Periodic Reporting for period 4 - ECOLANG (Ecological Language: A multimodal approach to language and the brain)

Berichtszeitraum: 2022-07-01 bis 2024-06-30

Language is learnt and mostly used in face-to-face contexts in which multiple cues contribute to learning and comprehension. These cues include what is being said, intonation of the voice, the face (especially mouth movements), and the hand-gestures that are time-locked and related to what is being said (such as pointing to an object while talking about it, or gestures that evoke imagery of what is being said). Although the importance of caregivers’ non-verbal behaviours has long been acknowledged, it is still the case that so much of our knowledge of the psychological and neural mechanisms underscoring how language is learnt and used comes almost exclusively from experimental studies focusing on speech or text, in which the rich multimodal context is not taken into account.

The ECOLANG project studied language learning and comprehension in the real-world, investigating language as the ensemble of the multimodal cues that accompany speech in face-to-face communication. We asked whether and how do children and adults use the multimodal cues to learn new vocabulary and to process known words. We further asked how the brain integrates the different types of multimodal information during comprehension. Answering these questions is key to developing new treatments for developmental and acquired language disorders, and provides important constraints for automatic language processing, leading to improved performance by automatic language recognition and dialogue systems.

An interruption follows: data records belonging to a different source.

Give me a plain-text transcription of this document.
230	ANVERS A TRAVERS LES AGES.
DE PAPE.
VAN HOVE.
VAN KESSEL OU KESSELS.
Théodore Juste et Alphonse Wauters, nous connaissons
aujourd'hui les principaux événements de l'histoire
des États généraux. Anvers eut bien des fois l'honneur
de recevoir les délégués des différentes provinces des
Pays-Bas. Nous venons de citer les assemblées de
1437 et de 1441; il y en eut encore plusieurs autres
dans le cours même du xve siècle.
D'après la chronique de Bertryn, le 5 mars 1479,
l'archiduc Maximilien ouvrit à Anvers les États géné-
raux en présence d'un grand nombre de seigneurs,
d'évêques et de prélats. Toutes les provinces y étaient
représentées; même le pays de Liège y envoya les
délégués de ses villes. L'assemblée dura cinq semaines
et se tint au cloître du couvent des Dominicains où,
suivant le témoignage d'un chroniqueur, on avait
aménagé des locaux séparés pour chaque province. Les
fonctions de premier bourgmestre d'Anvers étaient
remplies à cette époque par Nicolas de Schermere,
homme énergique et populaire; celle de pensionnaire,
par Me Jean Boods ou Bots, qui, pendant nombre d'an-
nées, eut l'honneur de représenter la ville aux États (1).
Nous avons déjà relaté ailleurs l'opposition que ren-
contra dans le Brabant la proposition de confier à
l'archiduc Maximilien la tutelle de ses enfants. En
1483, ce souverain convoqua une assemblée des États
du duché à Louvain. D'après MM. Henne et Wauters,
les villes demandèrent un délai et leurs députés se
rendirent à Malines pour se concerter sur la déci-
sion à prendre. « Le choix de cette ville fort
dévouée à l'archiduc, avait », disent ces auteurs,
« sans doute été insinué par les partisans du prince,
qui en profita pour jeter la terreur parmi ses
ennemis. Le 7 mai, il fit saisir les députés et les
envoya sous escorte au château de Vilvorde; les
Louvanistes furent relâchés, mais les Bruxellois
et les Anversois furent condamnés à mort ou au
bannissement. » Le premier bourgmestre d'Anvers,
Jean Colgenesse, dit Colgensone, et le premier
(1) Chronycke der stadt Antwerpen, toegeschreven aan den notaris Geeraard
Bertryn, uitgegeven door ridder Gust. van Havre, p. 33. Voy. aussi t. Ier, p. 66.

By developing, annotating and analysing a large corpus of dyadic conversation, in carefully crafted real-life like scenarios, we have been able to characterise when speakers use specific verbal and non-verbal (e.g. gestures or eyegaze) behaviours, and how these behaviours are associated with a partner’s (child or adult) general ease of comprehension as well as their learning of new vocabulary and concepts. By carrying out behavioural, electrophysiological and imaging studies, we have been able to identify how the different multimodal behaviours are integrated with speech online during comprehension and how those regions in the brain processing words and sentences dynamically coordinate with regions processing hand and facial movements. Altogether, ECOLANG has provided a clear first snapshot of how speakers and comprehenders (children or adults) use multimodal language in face-to-face contexts and how processing of multimodal language differs from that of spoken or written language.
We have collected, annotated and prepared for public release the ECOLANG corpus: a large multimodal corpus of the verbal and non-verbal (speech, gestures, eye-gaze) behaviours by a speaker in interaction with a child or adult partner. Conversations across all dyads are comparable and centre around life-like scenarios. To our knowledge, this will be (public release is imminent) the first large (more than 50 hrs of recording) corpus available annotated for all these different behaviours and we expect it to be useful to researchers from a variety of disciplines.

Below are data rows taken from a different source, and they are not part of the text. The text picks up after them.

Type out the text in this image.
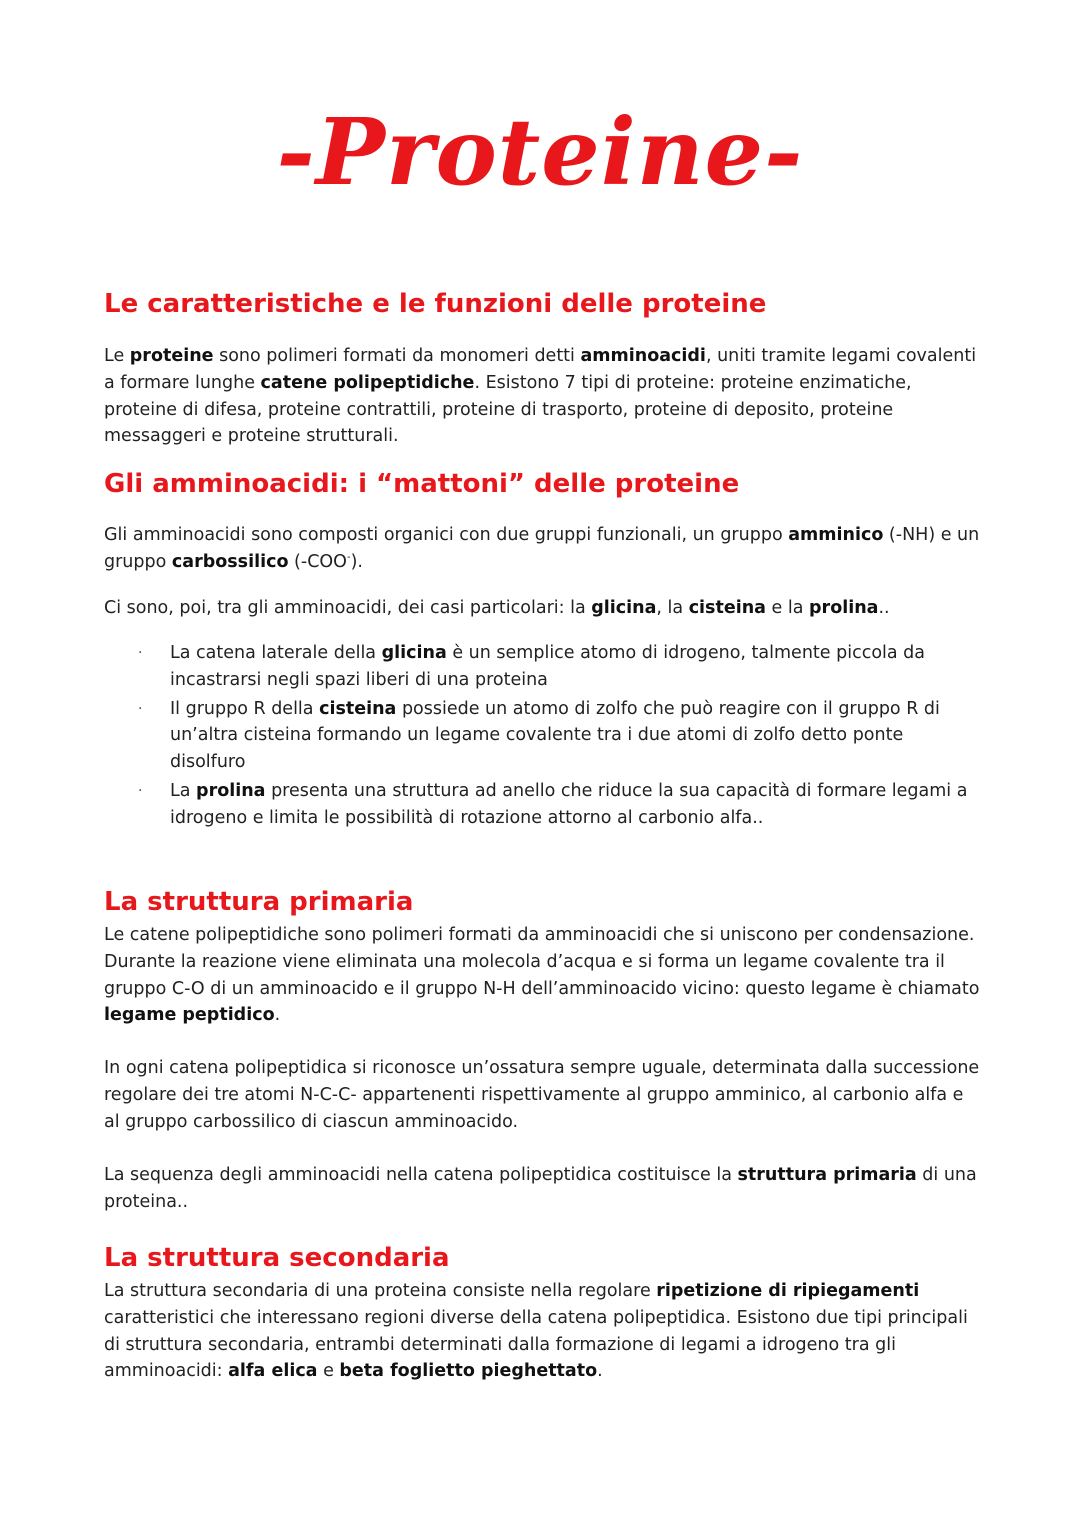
-Proteine-
Le caratteristiche e le funzioni delle proteine

Le proteine sono polimeri formati da monomeri detti amminoacidi, uniti tramite legami covalenti a formare lunghe catene polipeptidiche. Esistono 7 tipi di proteine: proteine enzimatiche, proteine di difesa, proteine contrattili, proteine di trasporto, proteine di deposito, proteine messaggeri e proteine strutturali.

Gli amminoacidi: i “mattoni” delle proteine

Gli amminoacidi sono composti organici con due gruppi funzionali, un gruppo amminico (-NH) e un gruppo carbossilico (-COO-).

Ci sono, poi, tra gli amminoacidi, dei casi particolari: la glicina, la cisteina e la prolina..

· La catena laterale della glicina è un semplice atomo di idrogeno, talmente piccola da incastrarsi negli spazi liberi di una proteina
· Il gruppo R della cisteina possiede un atomo di zolfo che può reagire con il gruppo R di un’altra cisteina formando un legame covalente tra i due atomi di zolfo detto ponte disolfuro
· La prolina presenta una struttura ad anello che riduce la sua capacità di formare legami a idrogeno e limita le possibilità di rotazione attorno al carbonio alfa..
La struttura primaria

Le catene polipeptidiche sono polimeri formati da amminoacidi che si uniscono per condensazione. Durante la reazione viene eliminata una molecola d’acqua e si forma un legame covalente tra il gruppo C-O di un amminoacido e il gruppo N-H dell’amminoacido vicino: questo legame è chiamato legame peptidico.

In ogni catena polipeptidica si riconosce un’ossatura sempre uguale, determinata dalla successione regolare dei tre atomi N-C-C- appartenenti rispettivamente al gruppo amminico, al carbonio alfa e al gruppo carbossilico di ciascun amminoacido.

La sequenza degli amminoacidi nella catena polipeptidica costituisce la struttura primaria di una proteina..

La struttura secondaria

La struttura secondaria di una proteina consiste nella regolare ripetizione di ripiegamenti caratteristici che interessano regioni diverse della catena polipeptidica. Esistono due tipi principali di struttura secondaria, entrambi determinati dalla formazione di legami a idrogeno tra gli amminoacidi: alfa elica e beta foglietto pieghettato.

Analyses of the corpus data have allowed us to make significant progress on understanding when and why speakers use non-verbal behaviours in addition to speech. Overall, speakers use specific non-verbal cues when they are most useful to their listeners. For example, they use iconic non-verbal behaviours (iconic gestures or vocal iconicity) when talking about objects that are not in view, when they talk about novel objects, and when they are about to say a word that is less predictable in context. We were then also able to link these behaviours to the learning of new words and concepts by the listener (child or adult), finding that a small set of non-verbal behaviours (especially points and iconic gestures) support learning in interaction with other linguistic variables, while different non-verbal behaviours (manipulation of objects) instead hinder learning. These findings provide a clear set of “do’s and don’t’s” for improving successful teaching.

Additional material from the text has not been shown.